Wednesday, November 12, 2008

Making The Most Of Online Sales

Business Week's Small Business Section has two interesting articles on selling merchandise online. From the article Determining Where To Sell Online:

"There's no one-size-fits-all answer, though e-commerce experts tend to agree it's worth listing on multiple sites. The e-commerce market is huge, with $60 billion worth of goods traded on eBay alone in 2007, according to the company. More than 85,000 businesses primarily operated as electronic or mail-order retailers in 2006, according to the latest U.S. Census data, and 77,000 of them had no employees. Finding the best platforms for your company depends on what you sell.

You also need to consider how today's Web has changed since the early days of e-commerce: It's much more social (BusinessWeek.com, 2/20/08). Setting up a storefront alone and listing on marketplaces may not be the most effective way to generate sales. Instead, Amy Joyner, a former eBay seller and author of The Online Millionaire, an e-commerce guide, suggests that those serious about selling online write blogs and comment on others, join social networks, and participate in online communities. "If you're out there and you're delivering content and interesting information, there's no way it can hurt," she says."

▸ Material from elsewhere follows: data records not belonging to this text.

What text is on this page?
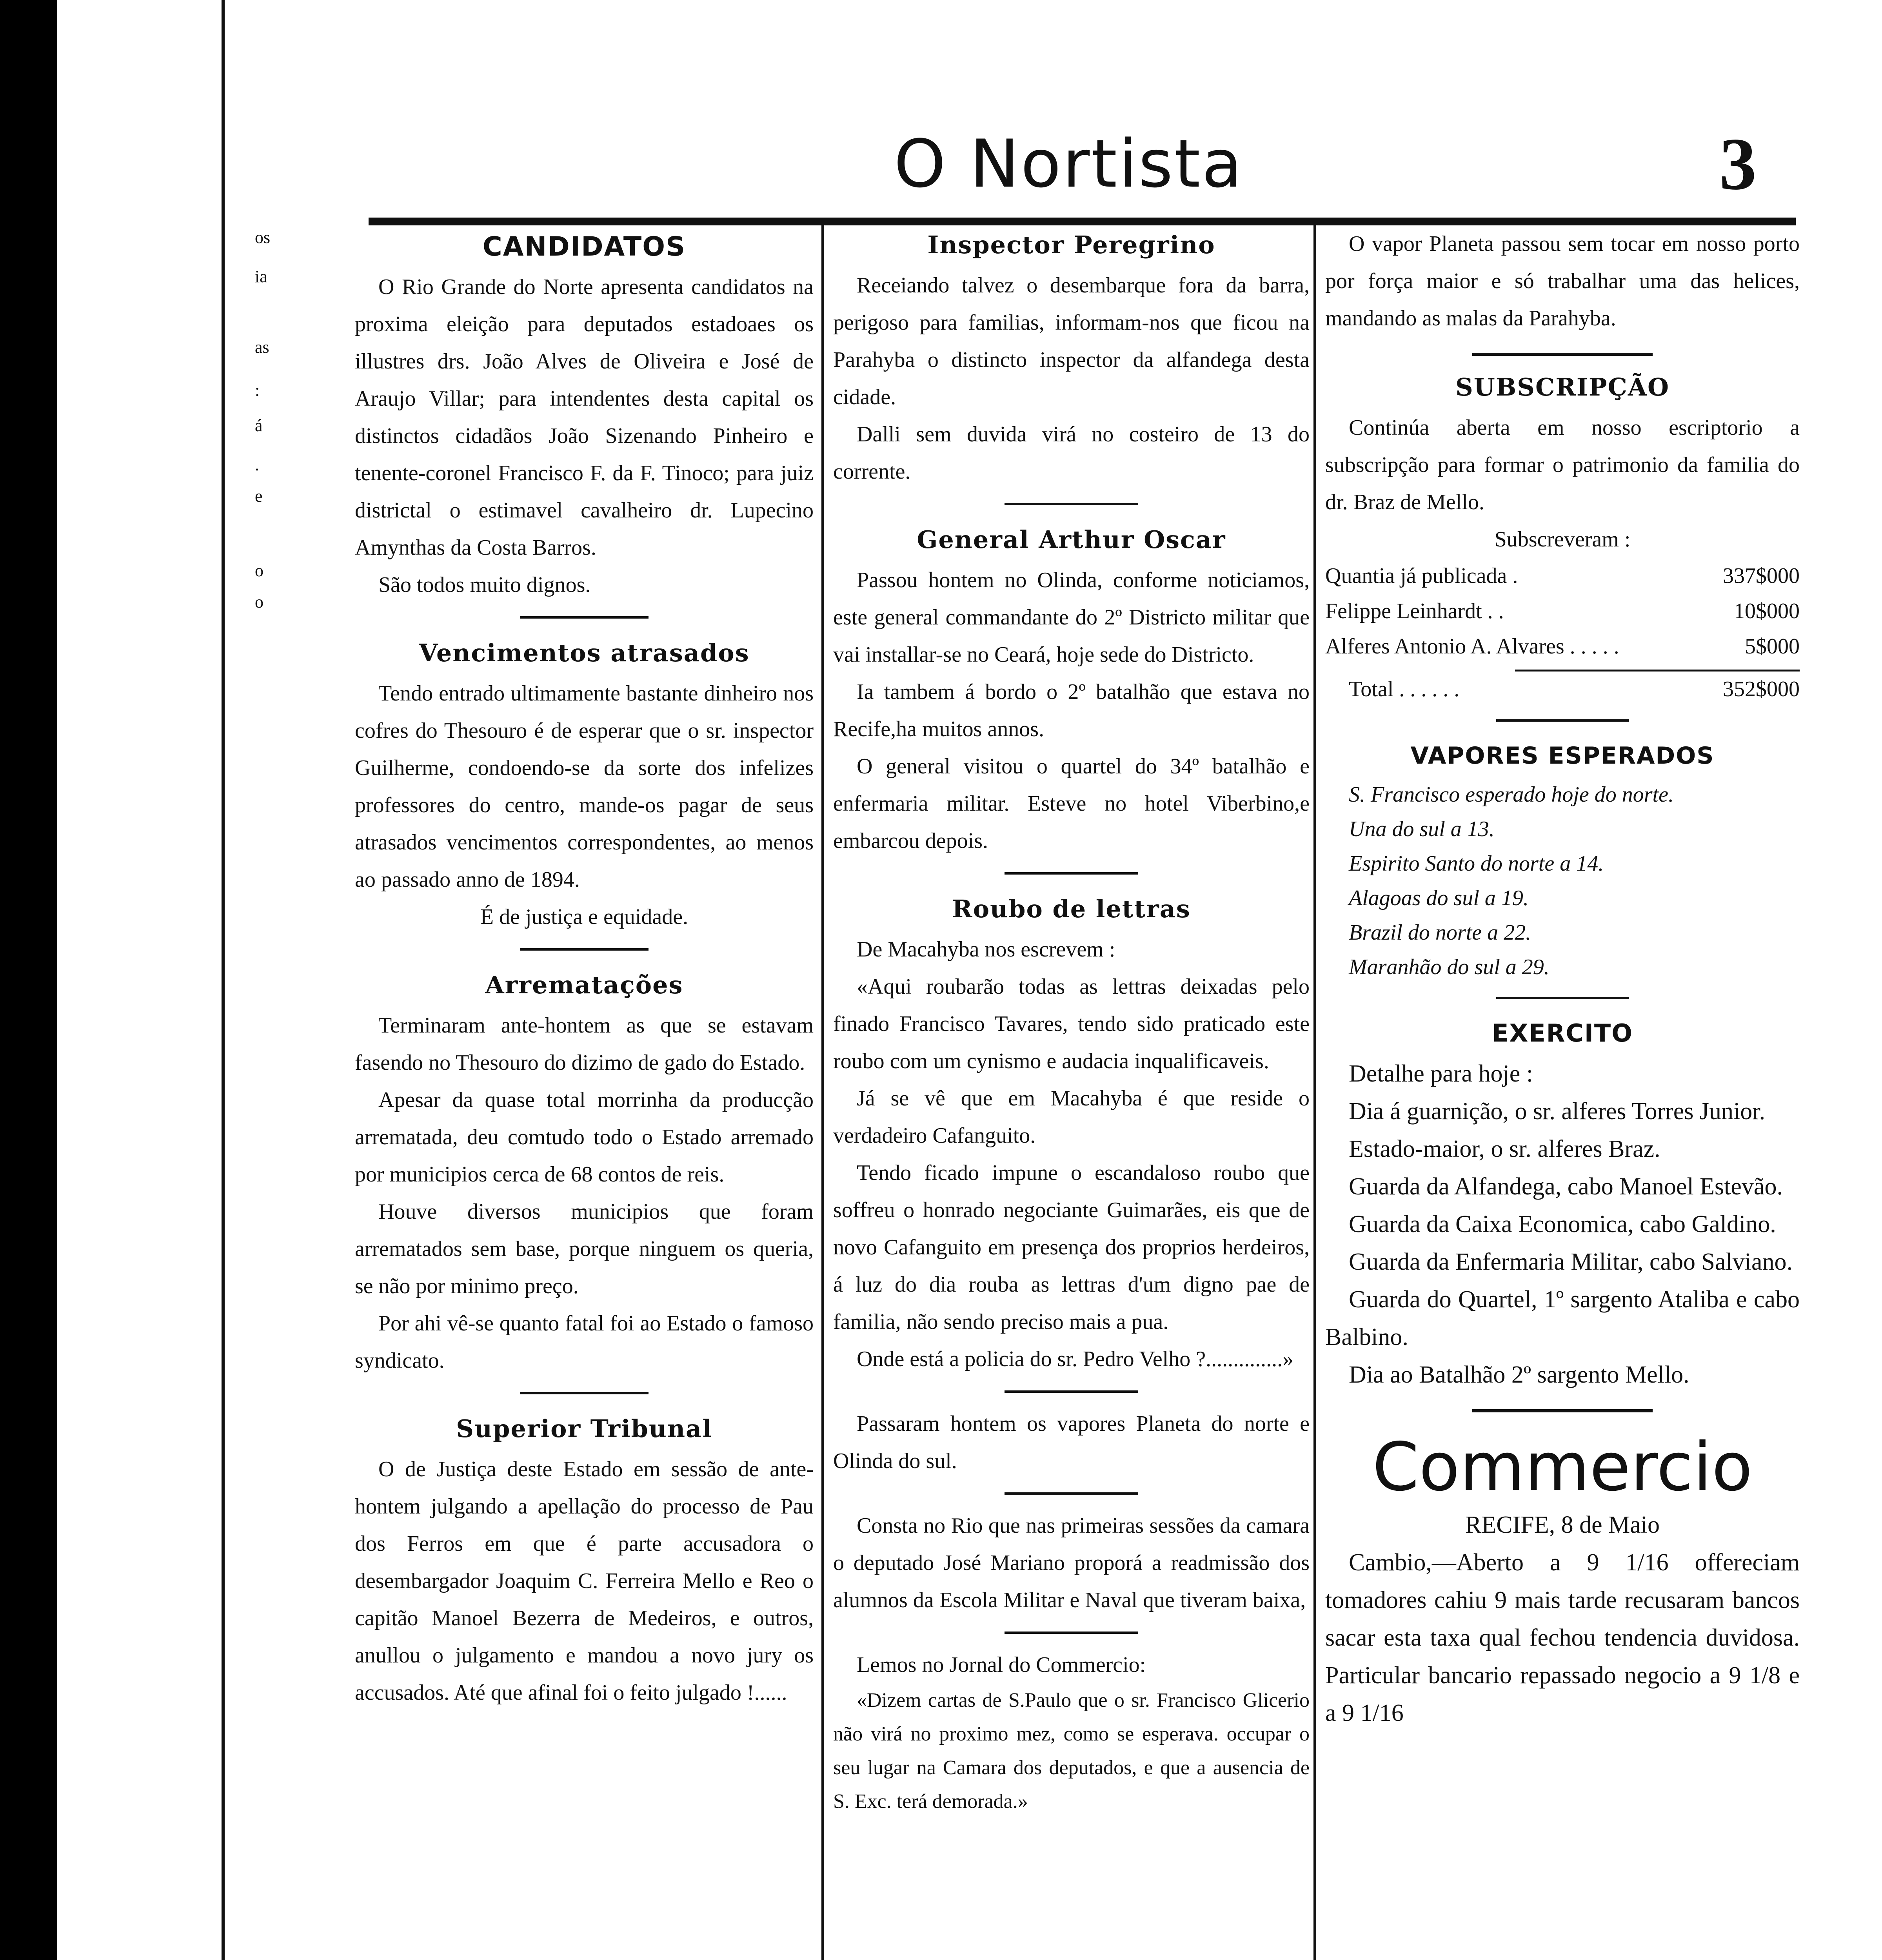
os
ia
as
:
á
.
e
o
o
O Nortista	3
CANDIDATOS

O Rio Grande do Norte apresenta candidatos na proxima eleição para deputados estadoaes os illustres drs. João Alves de Oliveira e José de Araujo Villar; para intendentes desta capital os distinctos cidadãos João Sizenando Pinheiro e tenente-coronel Francisco F. da F. Tinoco; para juiz districtal o estimavel cavalheiro dr. Lupecino Amynthas da Costa Barros.

São todos muito dignos.

Vencimentos atrasados

Tendo entrado ultimamente bastante dinheiro nos cofres do Thesouro é de esperar que o sr. inspector Guilherme, condoendo-se da sorte dos infelizes professores do centro, mande-os pagar de seus atrasados vencimentos correspondentes, ao menos ao passado anno de 1894.

É de justiça e equidade.

Arrematações

Terminaram ante-hontem as que se estavam fasendo no Thesouro do dizimo de gado do Estado.

Apesar da quase total morrinha da producção arrematada, deu comtudo todo o Estado arremado por municipios cerca de 68 contos de reis.

Houve diversos municipios que foram arrematados sem base, porque ninguem os queria, se não por minimo preço.

Por ahi vê-se quanto fatal foi ao Estado o famoso syndicato.

Superior Tribunal

O de Justiça deste Estado em sessão de ante-hontem julgando a apellação do processo de Pau dos Ferros em que é parte accusadora o desembargador Joaquim C. Ferreira Mello e Reo o capitão Manoel Bezerra de Medeiros, e outros, anullou o julgamento e mandou a novo jury os accusados. Até que afinal foi o feito julgado !......

Inspector Peregrino

Receiando talvez o desembarque fora da barra, perigoso para familias, informam-nos que ficou na Parahyba o distincto inspector da alfandega desta cidade.

Dalli sem duvida virá no costeiro de 13 do corrente.

General Arthur Oscar

Passou hontem no Olinda, conforme noticiamos, este general commandante do 2º Districto militar que vai installar-se no Ceará, hoje sede do Districto.

Ia tambem á bordo o 2º batalhão que estava no Recife,ha muitos annos.

O general visitou o quartel do 34º batalhão e enfermaria militar. Esteve no hotel Viberbino,e embarcou depois.

Roubo de lettras

De Macahyba nos escrevem :

«Aqui roubarão todas as lettras deixadas pelo finado Francisco Tavares, tendo sido praticado este roubo com um cynismo e audacia inqualificaveis.

Já se vê que em Macahyba é que reside o verdadeiro Cafanguito.

Tendo ficado impune o escandaloso roubo que soffreu o honrado negociante Guimarães, eis que de novo Cafanguito em presença dos proprios herdeiros, á luz do dia rouba as lettras d'um digno pae de familia, não sendo preciso mais a pua.

Onde está a policia do sr. Pedro Velho ?..............»

Passaram hontem os vapores Planeta do norte e Olinda do sul.

Consta no Rio que nas primeiras sessões da camara o deputado José Mariano proporá a readmissão dos alumnos da Escola Militar e Naval que tiveram baixa,

Lemos no Jornal do Commercio:

«Dizem cartas de S.Paulo que o sr. Francisco Glicerio não virá no proximo mez, como se esperava. occupar o seu lugar na Camara dos deputados, e que a ausencia de S. Exc. terá demorada.»

O vapor Planeta passou sem tocar em nosso porto por força maior e só trabalhar uma das helices, mandando as malas da Parahyba.

SUBSCRIPÇÃO

Continúa aberta em nosso escriptorio a subscripção para formar o patrimonio da familia do dr. Braz de Mello.

Subscreveram :

Quantia já publicada .	337$000
Felippe Leinhardt . .	10$000
Alferes Antonio A. Alvares . . . . .	5$000
Total . . . . . .	352$000
VAPORES ESPERADOS

S. Francisco esperado hoje do norte.

Una do sul a 13.

Espirito Santo do norte a 14.

Alagoas do sul a 19.

Brazil do norte a 22.

Maranhão do sul a 29.

EXERCITO

Detalhe para hoje :

Dia á guarnição, o sr. alferes Torres Junior.

Estado-maior, o sr. alferes Braz.

Guarda da Alfandega, cabo Manoel Estevão.

Guarda da Caixa Economica, cabo Galdino.

Guarda da Enfermaria Militar, cabo Salviano.

Guarda do Quartel, 1º sargento Ataliba e cabo Balbino.

Dia ao Batalhão 2º sargento Mello.

Commercio

RECIFE, 8 de Maio

Cambio,—Aberto a 9 1/16 offereciam tomadores cahiu 9 mais tarde recusaram bancos sacar esta taxa qual fechou tendencia duvidosa. Particular bancario repassado negocio a 9 1/8 e a 9 1/16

You can read the entire article here. Did you catch the link to the Feb. 20, 2008 article about social e-commerce? Here's an excerpt from this interesting article:

"First, a few numbers. There are some 9 million blogs out there, Yes, there were 9 million, but how many of them were active? Probably only a fraction. In early 2008, says Technorati Chairman David Sifry, the search company indexes 112 million blogs, with 120,000 new ones popping up each day. But only 11% of these blogs, he says, have posted within the past two months. That means the active universe is closer to 13 million blogs."

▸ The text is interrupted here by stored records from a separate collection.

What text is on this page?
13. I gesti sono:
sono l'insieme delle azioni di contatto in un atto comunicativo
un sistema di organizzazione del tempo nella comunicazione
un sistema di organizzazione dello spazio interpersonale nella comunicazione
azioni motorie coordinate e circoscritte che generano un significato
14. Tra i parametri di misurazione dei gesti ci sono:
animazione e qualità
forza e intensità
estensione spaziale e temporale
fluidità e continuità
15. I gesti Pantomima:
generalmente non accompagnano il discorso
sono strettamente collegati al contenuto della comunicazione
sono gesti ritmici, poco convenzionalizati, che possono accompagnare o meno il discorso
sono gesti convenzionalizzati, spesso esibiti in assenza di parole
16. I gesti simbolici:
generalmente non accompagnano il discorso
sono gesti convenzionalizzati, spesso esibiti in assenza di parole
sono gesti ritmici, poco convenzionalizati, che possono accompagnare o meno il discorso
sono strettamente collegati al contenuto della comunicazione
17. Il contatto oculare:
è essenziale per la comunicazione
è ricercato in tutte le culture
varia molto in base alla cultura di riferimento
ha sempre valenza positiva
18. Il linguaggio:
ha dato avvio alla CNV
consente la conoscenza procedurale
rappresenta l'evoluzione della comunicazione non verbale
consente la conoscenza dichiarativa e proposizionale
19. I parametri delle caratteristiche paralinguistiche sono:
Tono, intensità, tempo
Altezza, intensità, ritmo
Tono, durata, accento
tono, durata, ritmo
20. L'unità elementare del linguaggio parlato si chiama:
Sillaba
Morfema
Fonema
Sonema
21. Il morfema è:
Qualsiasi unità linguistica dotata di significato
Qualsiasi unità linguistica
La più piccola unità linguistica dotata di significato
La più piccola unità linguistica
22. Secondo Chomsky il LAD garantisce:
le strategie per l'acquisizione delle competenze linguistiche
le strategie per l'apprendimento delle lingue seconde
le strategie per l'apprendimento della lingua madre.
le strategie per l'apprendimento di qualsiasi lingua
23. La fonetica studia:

Blogs are different. They evolve with every posting, each one tied to a moment. So if a company can track millions of blogs simultaneously, it gets a heat map of what a growing part of the world is thinking about, minute by minute. E-mail has carried on billions of conversations over the past decade. But those exchanges were private. Most blogs are open to the world. As the bloggers read each other, comment, and link from one page to the next, they create a global conversation.

Picture the blog world as the biggest coffeehouse on Earth. Hunched over their laptops at one table sit six or seven experts in nanotechnology. Right across from them are teenage goths dressed in black and thoroughly pierced. Not too many links between those two tables. But the café goes on and on. Saudi women here, Labradoodle lovers there, a huge table of people fooling around with cell phones. Those are the mobile-photo crowd, busily sending camera-phone pictures up to their blogs.

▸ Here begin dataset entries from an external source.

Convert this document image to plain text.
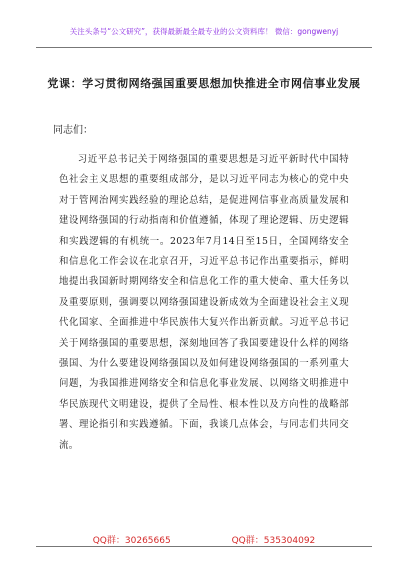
关注头条号“公文研究”，获得最新最全最专业的公文资料库！ 微信：gongwenyj
党课：学习贯彻网络强国重要思想加快推进全市网信事业发展
同志们：

习近平总书记关于网络强国的重要思想是习近平新时代中国特色社会主义思想的重要组成部分，是以习近平同志为核心的党中央对于管网治网实践经验的理论总结，是促进网信事业高质量发展和建设网络强国的行动指南和价值遵循，体现了理论逻辑、历史逻辑和实践逻辑的有机统一。2023年7月14日至15日，全国网络安全和信息化工作会议在北京召开，习近平总书记作出重要指示，鲜明地提出我国新时期网络安全和信息化工作的重大使命、重大任务以及重要原则，强调要以网络强国建设新成效为全面建设社会主义现代化国家、全面推进中华民族伟大复兴作出新贡献。习近平总书记关于网络强国的重要思想，深刻地回答了我国要建设什么样的网络强国、为什么要建设网络强国以及如何建设网络强国的一系列重大问题，为我国推进网络安全和信息化事业发展、以网络文明推进中华民族现代文明建设，提供了全局性、根本性以及方向性的战略部署、理论指引和实践遵循。下面，我谈几点体会，与同志们共同交流。

QQ群：30265665	QQ群：535304092
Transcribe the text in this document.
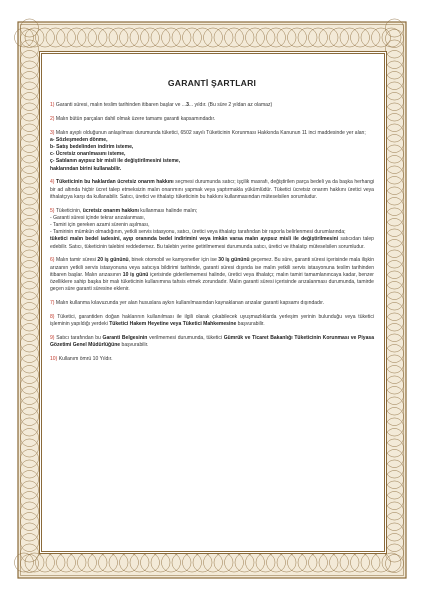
GARANTİ ŞARTLARI
1) Garanti süresi, malın teslim tarihinden itibaren başlar ve ...3... yıldır. (Bu süre 2 yıldan az olamaz)
2) Malın bütün parçaları dahil olmak üzere tamamı garanti kapsamındadır.
3) Malın ayıplı olduğunun anlaşılması durumunda tüketici, 6502 sayılı Tüketicinin Korunması Hakkında Kanunun 11 inci maddesinde yer alan;
a- Sözleşmeden dönme,
b- Satış bedelinden indirim isteme,
c- Ücretsiz onarılmasını isteme,
ç- Satılanın ayıpsız bir misli ile değiştirilmesini isteme,
haklarından birini kullanabilir.
4) Tüketicinin bu haklardan ücretsiz onarım hakkını seçmesi durumunda satıcı; işçilik masrafı, değiştirilen parça bedeli ya da başka herhangi bir ad altında hiçbir ücret talep etmeksizin malın onarımını yapmak veya yaptırmakla yükümlüdür. Tüketici ücretsiz onarım hakkını üretici veya ithalatçıya karşı da kullanabilir. Satıcı, üretici ve ithalatçı tüketicinin bu hakkını kullanmasından müteselsilen sorumludur.
5) Tüketicinin, ücretsiz onarım hakkını kullanması halinde malın;
- Garanti süresi içinde tekrar arızalanması,
- Tamiri için gereken azami sürenin aşılması,
- Tamirinin mümkün olmadığının, yetkili servis istasyonu, satıcı, üretici veya ithalatçı tarafından bir raporla belirlenmesi durumlarında;
tüketici malın bedel iadesini, ayıp oranında bedel indirimini veya imkân varsa malın ayıpsız misli ile değiştirilmesini satıcıdan talep edebilir. Satıcı, tüketicinin talebini reddedemez. Bu talebin yerine getirilmemesi durumunda satıcı, üretici ve ithalatçı müteselsilen sorumludur.
6) Malın tamir süresi 20 iş gününü, binek otomobil ve kamyonetler için ise 30 iş gününü geçemez. Bu süre, garanti süresi içerisinde mala ilişkin arızanın yetkili servis istasyonuna veya satıcıya bildirimi tarihinde, garanti süresi dışında ise malın yetkili servis istasyonuna teslim tarihinden itibaren başlar. Malın arızasının 10 iş günü içerisinde giderilememesi halinde, üretici veya ithalatçı; malın tamiri tamamlanıncaya kadar, benzer özelliklere sahip başka bir malı tüketicinin kullanımına tahsis etmek zorundadır. Malın garanti süresi içerisinde arızalanması durumunda, tamirde geçen süre garanti süresine eklenir.
7) Malın kullanma kılavuzunda yer alan hususlara aykırı kullanılmasından kaynaklanan arızalar garanti kapsamı dışındadır.
8) Tüketici, garantiden doğan haklarının kullanılması ile ilgili olarak çıkabilecek uyuşmazlıklarda yerleşim yerinin bulunduğu veya tüketici işleminin yapıldığı yerdeki Tüketici Hakem Heyetine veya Tüketici Mahkemesine başvurabilir.
9) Satıcı tarafından bu Garanti Belgesinin verilmemesi durumunda, tüketici Gümrük ve Ticaret Bakanlığı Tüketicinin Korunması ve Piyasa Gözetimi Genel Müdürlüğüne başvurabilir.
10) Kullanım ömrü 10 Yıldır.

The racket is deafening. But there's loads of valuable information floating around this cafe. Technorati, PubSub, and others provide the tools to listen. While the traditional Web catalogs what we have learned, the blogs track what's on our minds.

Why does this matter? Think of the implications for businesses of getting an up-to-the-minute read on what the world is thinking. Already, studios are using blogs to see which movies are generating buzz. Advertisers are tracking responses to their campaigns. "I'm amazed people don't get it yet," says Jeff Weiner, Yahoo's senior vice-president who heads up search. "Never in the history of market research has there been a tool like this."